答案擷取器15亦可以另一實施方式執行答案擷取作業。如圖6B所示,答案擷取作業可以包含步驟S61’:將強化目標文本編碼中對應於文章文本的部分編碼與起始分類向量執行矩陣運算及歸一化運算,以取得多個起始機率;步驟S62’:將所述部分編碼與結束分類向量執行矩陣運算及歸一化運算,以取得多個結束機率;步驟S63’:依照起始機率之數值由大至小的順序,選擇前數個以作為多個候選起始機率;步驟S64’:依照結束機率之數值由大至小的順序,選擇前數個以作為多個候選結束機率;步驟S65’:將候選起始機率與候選結束機率進行配對以產生多個候選配對,其中每一候選配對中的候選起始機率所對應的位置先於候選結束機率所對應的位置;步驟S66’:計算每一候選配對中的候選起始機率與候選結束機率之和值或乘積;步驟S67’:依據候選配對中具有最大和值者或最大乘積者中的候選起始機率及候選結束機率,決定該答案於部分編碼中的起始位置及結束位置。
The
步驟S61’及S62’的進一步執行內容分別同於圖6A之步驟S61及S62,於此不再贅述。
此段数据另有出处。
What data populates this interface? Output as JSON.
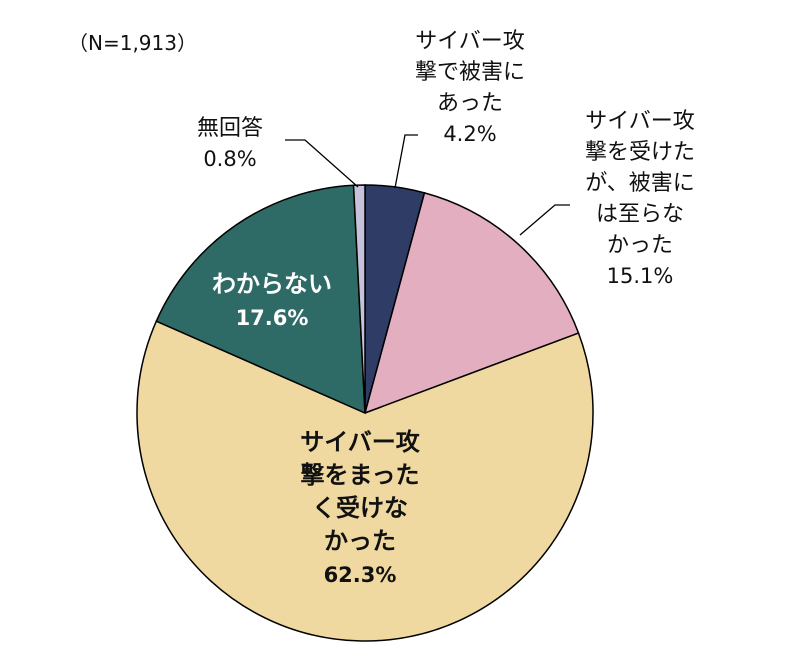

於步驟S63’及步驟S64’中,答案擷取器15先分別選擇前幾大的起始機率作為候選起始機率並選擇前幾大的結束機率作為候選結束機率,其中所選擇之候選起始/結束機率的數量例如為5,但不限於此。於步驟S65’中,答案擷取器15可以將候選起始機率與候選結束機率兩兩配對,並篩除掉候選起始機率所對應的位置位於候選結束機率所對應的位置之後的配對,以產生多個候選配對。換句話說,每一候選配對中的候選起始機率所對應的位置皆會先於候選結束機率所對應的位置。於步驟S66’及步驟S67’中,答案擷取器15將每一候選
配對中的候選起始機率之值與候選結束機率之值相加或相乘,並決定具有最大和值或乘積的候選配對中的候選起始機率所對應的融合向量為答案的起始位置,且此後選配對中的候選結束機率所對應的融合向量為答案的結束位置。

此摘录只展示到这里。